European Commissioner for the Environment, Janez Poto?nik, has ordered an inquiry to be held on Malta’s spring hunting derogation. The Commissioner was replying to a question by ALDE MEP Zanoni, Vice-President of the inter-group for the Protection of Animals in the European Parliament.


 Mr Zanoni said the Commission is now checking to see if the derogation given to Malta regarding spring hunting respects the EU’s Birds’ Directive. He said he has already asked Birdlife International and the Committee against Bird Slaughter (CABS) to send to Brussels all the information they have which show, “without the slightest doubt” that Malta is a truly Far West in hunting.
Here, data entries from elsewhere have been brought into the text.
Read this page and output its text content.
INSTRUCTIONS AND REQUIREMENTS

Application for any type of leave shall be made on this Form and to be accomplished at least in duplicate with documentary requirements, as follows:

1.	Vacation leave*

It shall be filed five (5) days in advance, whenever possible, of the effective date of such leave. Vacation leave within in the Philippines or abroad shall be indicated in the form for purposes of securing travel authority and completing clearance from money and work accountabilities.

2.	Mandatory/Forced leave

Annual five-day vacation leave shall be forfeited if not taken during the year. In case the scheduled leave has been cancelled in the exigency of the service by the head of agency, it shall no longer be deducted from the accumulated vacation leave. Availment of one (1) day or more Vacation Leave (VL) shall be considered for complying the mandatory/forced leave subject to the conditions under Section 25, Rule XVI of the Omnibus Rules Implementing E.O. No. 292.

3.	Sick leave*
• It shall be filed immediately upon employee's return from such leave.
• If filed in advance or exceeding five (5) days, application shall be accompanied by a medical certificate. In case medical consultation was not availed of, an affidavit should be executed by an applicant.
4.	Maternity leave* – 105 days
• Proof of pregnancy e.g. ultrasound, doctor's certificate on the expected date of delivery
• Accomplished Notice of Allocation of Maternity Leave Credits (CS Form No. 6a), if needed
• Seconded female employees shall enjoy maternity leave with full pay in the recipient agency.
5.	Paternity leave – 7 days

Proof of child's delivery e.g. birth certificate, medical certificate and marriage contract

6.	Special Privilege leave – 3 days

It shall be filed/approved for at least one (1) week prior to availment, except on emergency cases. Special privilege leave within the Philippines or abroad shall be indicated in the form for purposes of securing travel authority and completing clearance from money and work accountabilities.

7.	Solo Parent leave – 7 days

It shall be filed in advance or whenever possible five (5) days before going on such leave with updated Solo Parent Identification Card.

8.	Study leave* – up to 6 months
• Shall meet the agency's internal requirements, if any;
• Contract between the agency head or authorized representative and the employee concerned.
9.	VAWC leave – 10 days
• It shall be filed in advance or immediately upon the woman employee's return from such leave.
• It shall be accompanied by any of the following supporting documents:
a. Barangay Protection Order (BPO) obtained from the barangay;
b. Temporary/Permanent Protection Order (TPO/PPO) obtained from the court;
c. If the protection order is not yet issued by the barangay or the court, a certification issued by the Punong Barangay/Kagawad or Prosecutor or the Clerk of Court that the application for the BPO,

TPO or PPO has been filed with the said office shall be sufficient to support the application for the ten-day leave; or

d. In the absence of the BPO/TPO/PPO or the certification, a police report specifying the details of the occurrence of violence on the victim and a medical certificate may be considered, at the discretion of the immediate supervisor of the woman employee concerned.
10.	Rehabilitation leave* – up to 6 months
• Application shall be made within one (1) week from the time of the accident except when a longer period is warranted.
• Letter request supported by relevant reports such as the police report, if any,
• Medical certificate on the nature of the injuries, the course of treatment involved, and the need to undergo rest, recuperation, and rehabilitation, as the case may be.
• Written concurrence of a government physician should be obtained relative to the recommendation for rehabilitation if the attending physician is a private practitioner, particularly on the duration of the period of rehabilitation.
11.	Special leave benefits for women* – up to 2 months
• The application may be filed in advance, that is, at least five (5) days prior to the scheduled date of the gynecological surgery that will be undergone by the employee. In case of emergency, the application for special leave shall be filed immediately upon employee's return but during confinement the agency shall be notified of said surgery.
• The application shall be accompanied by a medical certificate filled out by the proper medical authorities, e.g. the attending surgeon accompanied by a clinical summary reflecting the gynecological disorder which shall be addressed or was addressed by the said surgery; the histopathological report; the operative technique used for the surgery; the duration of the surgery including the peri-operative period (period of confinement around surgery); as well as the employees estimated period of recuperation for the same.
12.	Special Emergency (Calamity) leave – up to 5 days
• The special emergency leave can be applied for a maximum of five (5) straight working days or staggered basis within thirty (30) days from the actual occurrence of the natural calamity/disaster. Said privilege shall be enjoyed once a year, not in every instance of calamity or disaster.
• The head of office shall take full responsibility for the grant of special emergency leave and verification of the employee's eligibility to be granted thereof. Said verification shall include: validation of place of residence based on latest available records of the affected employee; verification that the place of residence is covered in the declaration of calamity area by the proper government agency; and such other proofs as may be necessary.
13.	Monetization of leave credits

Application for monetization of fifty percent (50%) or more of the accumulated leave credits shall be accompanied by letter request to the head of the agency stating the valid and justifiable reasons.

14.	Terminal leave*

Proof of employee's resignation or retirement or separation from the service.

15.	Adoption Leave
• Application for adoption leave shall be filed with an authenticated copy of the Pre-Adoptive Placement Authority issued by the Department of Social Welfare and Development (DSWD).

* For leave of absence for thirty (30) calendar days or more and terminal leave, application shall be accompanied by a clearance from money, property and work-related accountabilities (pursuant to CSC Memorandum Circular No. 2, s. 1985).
If the Commission finds that the derogation is not respecting the conditions in which it was given, the Commission might be obliged to act according to EU law, the Commissioner said.

The European Court of Justice (C76/08) decided that between 2004 and 2007 Malta allowed spring hunting in a disproportionate manner. But the Commission left open the possibility of a derogation limited to spring hunting for just two species of birds and under strictly controlled conditions, considering Malta’s “particular circumstances”.

But MEP Zanoni added he had personally taken part at a camp together with Birdlife Malta and CABS volunteers last October and he knows full well “what is going on”. “The truth is,” he added, “that the Maltese government is trying to fool us. I can assure that the quantity of birds that can be hunted thanks to the derogation obtained by the government of Malta was reached within a few hours, rather than in the 20 days that were permitted.”

If Malta persists on going this way, he added, the Commission must carry out proceedings so that the Maltese hunters are fined millions of euros.